Helge smiled sadly, kissing her hand: "Gladly, because you wish to be mine? Because you cannot conceive of any happiness unless you are mine and I am yours? Not only because you want to be kind to me or don't want to break your word—tell me the truth."
She threw herself down on his knee and sobbed: "Let me go away for a time. I want to go up in the mountains. I must recover myself. I want to be your Jenny, as I was in Rome. I do want it, Helge, but I am so confused now. When I am myself again I will write you to come, and I will be your own Jenny again—yours only."

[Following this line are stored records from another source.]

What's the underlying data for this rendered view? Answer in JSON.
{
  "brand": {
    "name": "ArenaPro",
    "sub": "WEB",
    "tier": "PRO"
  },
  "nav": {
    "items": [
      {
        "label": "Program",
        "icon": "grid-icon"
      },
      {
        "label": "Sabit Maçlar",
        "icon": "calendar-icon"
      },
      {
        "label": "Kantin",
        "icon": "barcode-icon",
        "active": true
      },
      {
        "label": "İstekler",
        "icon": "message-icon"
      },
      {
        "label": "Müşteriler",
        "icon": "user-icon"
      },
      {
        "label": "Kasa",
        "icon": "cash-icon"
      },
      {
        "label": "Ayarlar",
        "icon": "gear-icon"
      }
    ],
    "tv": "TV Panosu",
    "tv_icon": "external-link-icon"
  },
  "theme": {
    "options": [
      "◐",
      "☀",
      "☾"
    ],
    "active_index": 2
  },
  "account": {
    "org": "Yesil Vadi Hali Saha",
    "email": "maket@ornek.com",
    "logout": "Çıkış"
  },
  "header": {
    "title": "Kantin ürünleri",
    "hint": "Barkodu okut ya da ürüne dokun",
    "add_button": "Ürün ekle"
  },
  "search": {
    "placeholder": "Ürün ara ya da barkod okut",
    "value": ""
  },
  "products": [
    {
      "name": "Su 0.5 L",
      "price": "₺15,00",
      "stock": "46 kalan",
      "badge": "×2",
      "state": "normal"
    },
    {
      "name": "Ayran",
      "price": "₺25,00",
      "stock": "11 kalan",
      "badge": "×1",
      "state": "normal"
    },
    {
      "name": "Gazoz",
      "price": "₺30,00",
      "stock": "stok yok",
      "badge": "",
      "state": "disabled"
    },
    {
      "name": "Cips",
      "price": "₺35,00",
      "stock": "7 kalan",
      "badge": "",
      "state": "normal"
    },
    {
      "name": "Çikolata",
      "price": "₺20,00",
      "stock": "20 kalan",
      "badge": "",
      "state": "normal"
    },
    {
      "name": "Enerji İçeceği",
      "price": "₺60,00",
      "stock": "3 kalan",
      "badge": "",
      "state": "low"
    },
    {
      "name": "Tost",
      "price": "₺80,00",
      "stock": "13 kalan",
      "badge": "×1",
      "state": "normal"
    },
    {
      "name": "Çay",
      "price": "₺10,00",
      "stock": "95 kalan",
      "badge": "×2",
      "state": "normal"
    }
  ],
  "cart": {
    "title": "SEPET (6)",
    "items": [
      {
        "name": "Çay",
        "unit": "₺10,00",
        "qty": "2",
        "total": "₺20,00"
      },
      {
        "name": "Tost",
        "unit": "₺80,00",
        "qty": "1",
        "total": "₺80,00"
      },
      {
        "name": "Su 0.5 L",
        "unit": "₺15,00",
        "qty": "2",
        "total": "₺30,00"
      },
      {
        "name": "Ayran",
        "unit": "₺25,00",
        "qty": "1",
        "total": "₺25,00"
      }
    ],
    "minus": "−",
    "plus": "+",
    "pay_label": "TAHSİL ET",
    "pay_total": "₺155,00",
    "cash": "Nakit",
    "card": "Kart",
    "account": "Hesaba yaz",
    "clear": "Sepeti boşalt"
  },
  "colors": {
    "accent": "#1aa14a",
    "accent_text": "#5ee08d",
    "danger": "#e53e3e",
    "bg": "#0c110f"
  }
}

"I am my mother's son," said Helge quietly. "We have got estranged from one another. Will you not convince me that I am everything in the world to you, the only man, more than anything else?—more than your work and your friends, to whom I felt you belonged more than to me—just as you feel a stranger among the people I belong to."
"I did not feel a stranger towards your father."
"No, but my father and I are strangers to one another. There is one interest—your work—which I cannot share with you completely, and I know now that I should be jealous of it. You see, I am her son. If I am not convinced that I am everything in the world to you, I cannot help being jealous—anxiously fearing that some day there might come another whom you could love more, who could understand you better. I am jealous by nature."
"You must not be jealous, or everything will go to pieces. I cannot bear to be distrusted. I would rather you deceived me than doubted me—I could better forgive you that."
"I could not"—with a bitter smile.
Jenny stroked the hair from his forehead and dried his eyes.
"We love one another, don't we, Helge? When we get away from all this and we both wish everything to be well and right, don't you think we can make one another happy?"
"I have seen too much. I dare not trust my good intentions or yours. Others have built their hopes on this and failed—I have seen what a hell two people can make life for each other. You will have to give me an answer to what I asked you. Do you love me? Do you wish to be mine—as you did in Rome? Do you wish it more than anything else in the world?"
"I love you very dearly, Helge," she said, crying piteously.
"Thank you," he said, kissing her hand. "I know you cannot help it, poor darling, that you don't love me."
"Helge," she said imploringly.
"You cannot say that you wish me to stay because you would not be able to live without me. Dare you take the responsibility for everything that may happen if you say you love me—only so as not to send me away in sadness?"
Jenny sat looking down.
Helge put on his overcoat.
"Good-bye, Jenny." He clasped her hand.
"Are you going away from me, Helge?"
"Yes. I am going."
"And you will not come back?"
"Not unless you can say what I asked you to say."
"I cannot say it now," she whispered in agony.
Helge touched her hair lightly, and left.
Jenny remained on the sofa crying long and bitterly—her mind a perfect blank. Tired with crying, and worn out after all these months of petty, racking humiliation and quarrels, she felt her heart empty and cold. Helge was probably right.
After a while she began to feel hungry, and, looking at her watch, saw it was six. She had been sitting like this for four hours. When she rose to put on her coat she noticed that she had had it on all the time.
By the door she perceived a small pool of water running on to some of her pictures standing against the wall. She went for a duster to wipe it up, and, realizing suddenly that the pool was left from Helge's umbrella, she leaned her forehead against the door and cried again.